Dr. Neil Riordan on health: what the evidence says · JRE #1066
SUBJECT: HEALTH
Not a true/false call. Every claim is logged with its sources; read the exhibits below.
We just finished a clinical trial, prospective clinical trial. We submitted it for publication... And statistically, significantly, these patients improved dramatically.

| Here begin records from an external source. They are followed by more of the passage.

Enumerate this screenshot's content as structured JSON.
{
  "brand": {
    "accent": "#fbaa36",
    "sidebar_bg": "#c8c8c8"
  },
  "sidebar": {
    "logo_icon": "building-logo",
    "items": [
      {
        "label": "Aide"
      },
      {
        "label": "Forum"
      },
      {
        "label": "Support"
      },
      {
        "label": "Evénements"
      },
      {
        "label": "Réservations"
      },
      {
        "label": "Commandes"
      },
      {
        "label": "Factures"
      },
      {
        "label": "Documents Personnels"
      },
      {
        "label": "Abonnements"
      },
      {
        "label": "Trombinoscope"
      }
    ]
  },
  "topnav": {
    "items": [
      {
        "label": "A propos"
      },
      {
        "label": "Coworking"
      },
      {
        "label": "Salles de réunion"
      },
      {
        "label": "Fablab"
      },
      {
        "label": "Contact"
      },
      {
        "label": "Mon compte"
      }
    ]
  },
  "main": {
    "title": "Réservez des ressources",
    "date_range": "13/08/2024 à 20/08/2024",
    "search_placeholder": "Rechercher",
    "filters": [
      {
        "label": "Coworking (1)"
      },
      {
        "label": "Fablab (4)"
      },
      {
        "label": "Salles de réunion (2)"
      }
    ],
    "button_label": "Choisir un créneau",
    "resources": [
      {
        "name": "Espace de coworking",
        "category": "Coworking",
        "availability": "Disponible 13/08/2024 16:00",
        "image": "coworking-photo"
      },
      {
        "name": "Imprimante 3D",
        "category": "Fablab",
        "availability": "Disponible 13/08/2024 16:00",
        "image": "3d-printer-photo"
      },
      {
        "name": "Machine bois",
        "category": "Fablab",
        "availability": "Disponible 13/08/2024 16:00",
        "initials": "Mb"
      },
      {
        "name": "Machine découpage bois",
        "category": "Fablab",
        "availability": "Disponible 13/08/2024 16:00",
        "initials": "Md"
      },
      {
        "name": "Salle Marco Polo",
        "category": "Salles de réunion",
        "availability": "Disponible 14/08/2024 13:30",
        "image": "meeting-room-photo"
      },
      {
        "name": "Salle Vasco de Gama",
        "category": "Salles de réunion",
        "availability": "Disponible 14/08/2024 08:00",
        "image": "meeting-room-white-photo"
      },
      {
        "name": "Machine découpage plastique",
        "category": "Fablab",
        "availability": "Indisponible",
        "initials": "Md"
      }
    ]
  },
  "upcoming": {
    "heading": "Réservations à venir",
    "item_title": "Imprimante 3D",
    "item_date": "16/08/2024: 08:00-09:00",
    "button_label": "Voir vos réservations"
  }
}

What the evidence says 01 / RECORD
Riordan's company did complete and publish a small stem cell trial in multiple sclerosis: a 2018 paper in the Journal of Translational Medicine describes 20 subjects who received intravenous umbilical-cord mesenchymal stem cell infusions, with statistically significant improvements reported on some disability and quality-of-life measures at one month. However, the study was explicitly designed and labeled by its own authors as a safety and feasibility study, not an efficacy trial: it was open-label, uncontrolled, had no placebo or comparator arm, and enrolled only 20 patients, a sample size too small to draw reliable conclusions about a chronic, relapsing-remitting disease with substantial natural fluctuation. The paper's own conclusion states only that "potential therapeutic benefits should be further investigated," not that they were established. The study, and a subsequent correction issued in 2021, drew published concerns from other researchers about cost, transparency, and research integrity, to which Riordan and a co-author formally responded. Riordan is a co-founder and officer of the Stem Cell Institute/MediStem Panama, the same for-profit entity that performed the infusions and sells this treatment to paying patients, meaning the trial was not independently conducted. As of the podcast, the described "statistically significant" findings had already been published years earlier (2018, corrected 2021) contrary to the "submitted for publication" framing, and remain unreplicated by an independent, controlled trial.
Evidence sources 03 / EXHIBITS
Who Benefits
Riordan is a co-owner and officer of the Stem Cell Institute / MediStem Panama Inc., the for-profit clinic in Panama that administers the umbilical-cord mesenchymal stem cell infusions studied in and marketed off the trial he is describing.